[17/24] Q is for Quality Assurance: Testing in Kubernetes
This is Post #15 in the Kubernetes A-to-Z Series
Reading Order: Previous: Troubleshooting | Next: Upgrades
Series Progress: 17/24 complete | Difficulty: Advanced | Time: 30-35 min | Part 5/6: Operations
Welcome to the fifteenth post in our Kubernetes A-to-Z Series!

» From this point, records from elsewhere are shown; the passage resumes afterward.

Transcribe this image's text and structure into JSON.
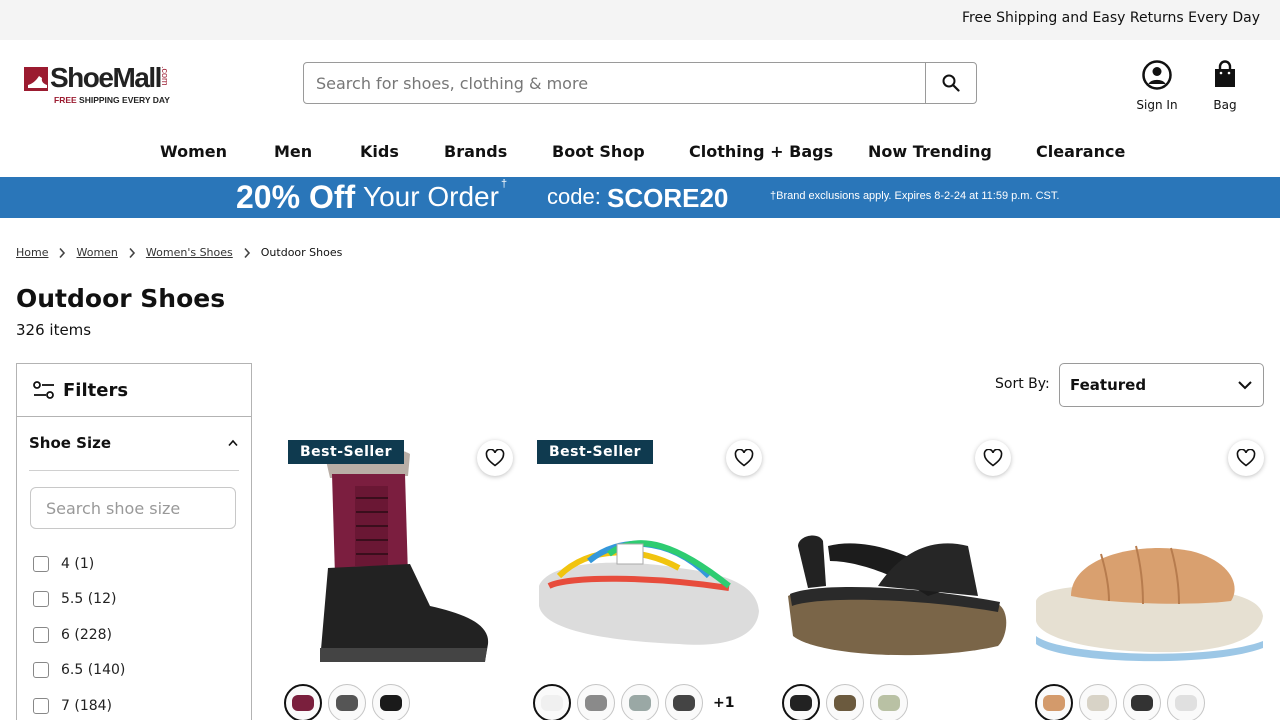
{
  "topbar": {
    "message": "Free Shipping and Easy Returns Every Day"
  },
  "logo": {
    "word": "ShoeMall",
    "com": ".com",
    "tag_red": "FREE",
    "tag_rest": "SHIPPING EVERY DAY"
  },
  "search": {
    "placeholder": "Search for shoes, clothing & more",
    "value": ""
  },
  "account": {
    "signin_label": "Sign In",
    "bag_label": "Bag"
  },
  "nav": [
    "Women",
    "Men",
    "Kids",
    "Brands",
    "Boot Shop",
    "Clothing + Bags",
    "Now Trending",
    "Clearance"
  ],
  "promo": {
    "headline": "20% Off",
    "headline_rest": "Your Order",
    "dagger": "†",
    "code_label": "code:",
    "code": "SCORE20",
    "fine_print": "†Brand exclusions apply. Expires 8-2-24 at 11:59 p.m. CST."
  },
  "breadcrumb": {
    "items": [
      "Home",
      "Women",
      "Women's Shoes"
    ],
    "current": "Outdoor Shoes"
  },
  "page": {
    "title": "Outdoor Shoes",
    "count": "326 items"
  },
  "filters": {
    "title": "Filters",
    "shoe_size": {
      "title": "Shoe Size",
      "search_placeholder": "Search shoe size",
      "options": [
        "4 (1)",
        "5.5 (12)",
        "6 (228)",
        "6.5 (140)",
        "7 (184)"
      ]
    }
  },
  "sort": {
    "label": "Sort By:",
    "value": "Featured"
  },
  "products": [
    {
      "badge": "Best-Seller",
      "swatch_colors": [
        "#7a1f3d",
        "#555555",
        "#1a1a1a"
      ],
      "more": ""
    },
    {
      "badge": "Best-Seller",
      "swatch_colors": [
        "#f0f0f0",
        "#8a8a8a",
        "#9aa8a5",
        "#444444"
      ],
      "more": "+1"
    },
    {
      "badge": "",
      "swatch_colors": [
        "#222222",
        "#6b5a3e",
        "#b9c1a4"
      ],
      "more": ""
    },
    {
      "badge": "",
      "swatch_colors": [
        "#d39a6b",
        "#d8d3c7",
        "#333333",
        "#e0e0e0"
      ],
      "more": ""
    }
  ],
  "colors": {
    "promo_blue": "#2a76b9",
    "brand_red": "#9b1b30",
    "badge_navy": "#0f3a4f"
  }
}
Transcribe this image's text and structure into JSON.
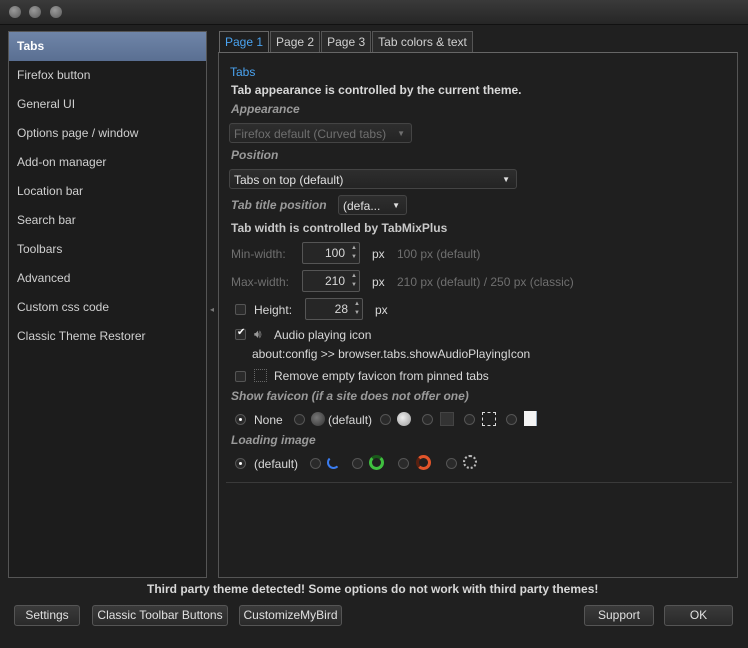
{
  "sidebar": {
    "items": [
      {
        "label": "Tabs",
        "selected": true
      },
      {
        "label": "Firefox button"
      },
      {
        "label": "General UI"
      },
      {
        "label": "Options page / window"
      },
      {
        "label": "Add-on manager"
      },
      {
        "label": "Location bar"
      },
      {
        "label": "Search bar"
      },
      {
        "label": "Toolbars"
      },
      {
        "label": "Advanced"
      },
      {
        "label": "Custom css code"
      },
      {
        "label": "Classic Theme Restorer"
      }
    ]
  },
  "tabs": [
    "Page 1",
    "Page 2",
    "Page 3",
    "Tab colors & text"
  ],
  "content": {
    "section_title": "Tabs",
    "appearance_note": "Tab appearance is controlled by the current theme.",
    "appearance_label": "Appearance",
    "appearance_value": "Firefox default (Curved tabs)",
    "position_label": "Position",
    "position_value": "Tabs on top (default)",
    "tab_title_position_label": "Tab title position",
    "tab_title_position_value": "(defa...",
    "tab_width_note": "Tab width is controlled by TabMixPlus",
    "min_width_label": "Min-width:",
    "min_width_value": "100",
    "min_width_unit": "px",
    "min_width_hint": "100 px (default)",
    "max_width_label": "Max-width:",
    "max_width_value": "210",
    "max_width_unit": "px",
    "max_width_hint": "210 px (default) / 250 px (classic)",
    "height_label": "Height:",
    "height_value": "28",
    "height_unit": "px",
    "height_checked": false,
    "audio_label": "Audio playing icon",
    "audio_checked": true,
    "audio_hint": "about:config >> browser.tabs.showAudioPlayingIcon",
    "remove_favicon_label": "Remove empty favicon from pinned tabs",
    "remove_favicon_checked": false,
    "favicon_label": "Show favicon (if a site does not offer one)",
    "favicon_none": "None",
    "favicon_default": "(default)",
    "loading_label": "Loading image",
    "loading_default": "(default)"
  },
  "footer": {
    "warning": "Third party theme detected! Some options do not work with third party themes!",
    "settings": "Settings",
    "classic_toolbar": "Classic Toolbar Buttons",
    "customize": "CustomizeMyBird",
    "support": "Support",
    "ok": "OK"
  },
  "colors": {
    "accent": "#4aa3f0",
    "selection": "#6377a0",
    "background": "#202020"
  },
  "icons": {
    "audio": "speaker-icon",
    "globe": "globe-icon",
    "document": "document-icon",
    "spinner_blue": "loading-blue-icon",
    "spinner_green": "loading-green-icon",
    "spinner_orange": "loading-orange-icon",
    "spinner_dots": "loading-dots-icon"
  }
}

Now that you understand troubleshooting, let’s explore Quality Assurance - testing strategies and chaos engineering practices that ensure your Kubernetes applications are reliable and resilient.

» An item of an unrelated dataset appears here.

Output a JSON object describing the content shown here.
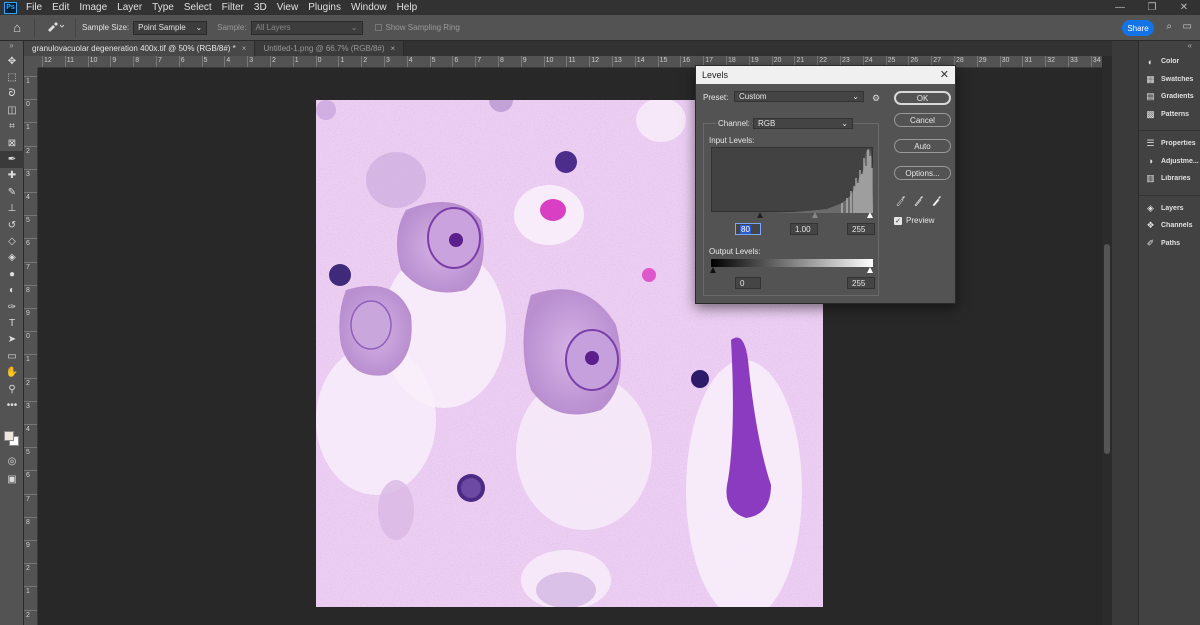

Testing Pyramid for Kubernetes
┌─────────────────────────────────────────────────┐
│ Testing Pyramid │
│ │
│ /\ │
│ / \ E2E Tests │
│ / \ (Few, Slow, Expensive) │
│ /──────\ │
│ / \ Integration Tests │
│ / \ (Medium) │
│ /────────────\ │
│ / \ Unit Tests │
│ / \ (Many, Fast, Cheap) │
│ /──────────────────\ │
└─────────────────────────────────────────────────┘
Unit Testing Kubernetes Manifests
Validating YAML with kubeconform
# Install kubeconform
brew install kubeconform
# Validate manifests
kubeconform -summary deployment.yaml
kubeconform -strict -kubernetes-version 1.28.0 ./manifests/
# Validate Helm templates
helm template mychart | kubeconform -summary
Policy Testing with Conftest
# Install conftest
brew install conftest
# Create policy
mkdir policy
# policy/deployment.rego
package main
deny[msg] {
input.kind == "Deployment"
not input.spec.template.spec.securityContext.runAsNonRoot
msg = "Containers must run as non-root"
}
deny[msg] {
input.kind == "Deployment"
container := input.spec.template.spec.containers[_]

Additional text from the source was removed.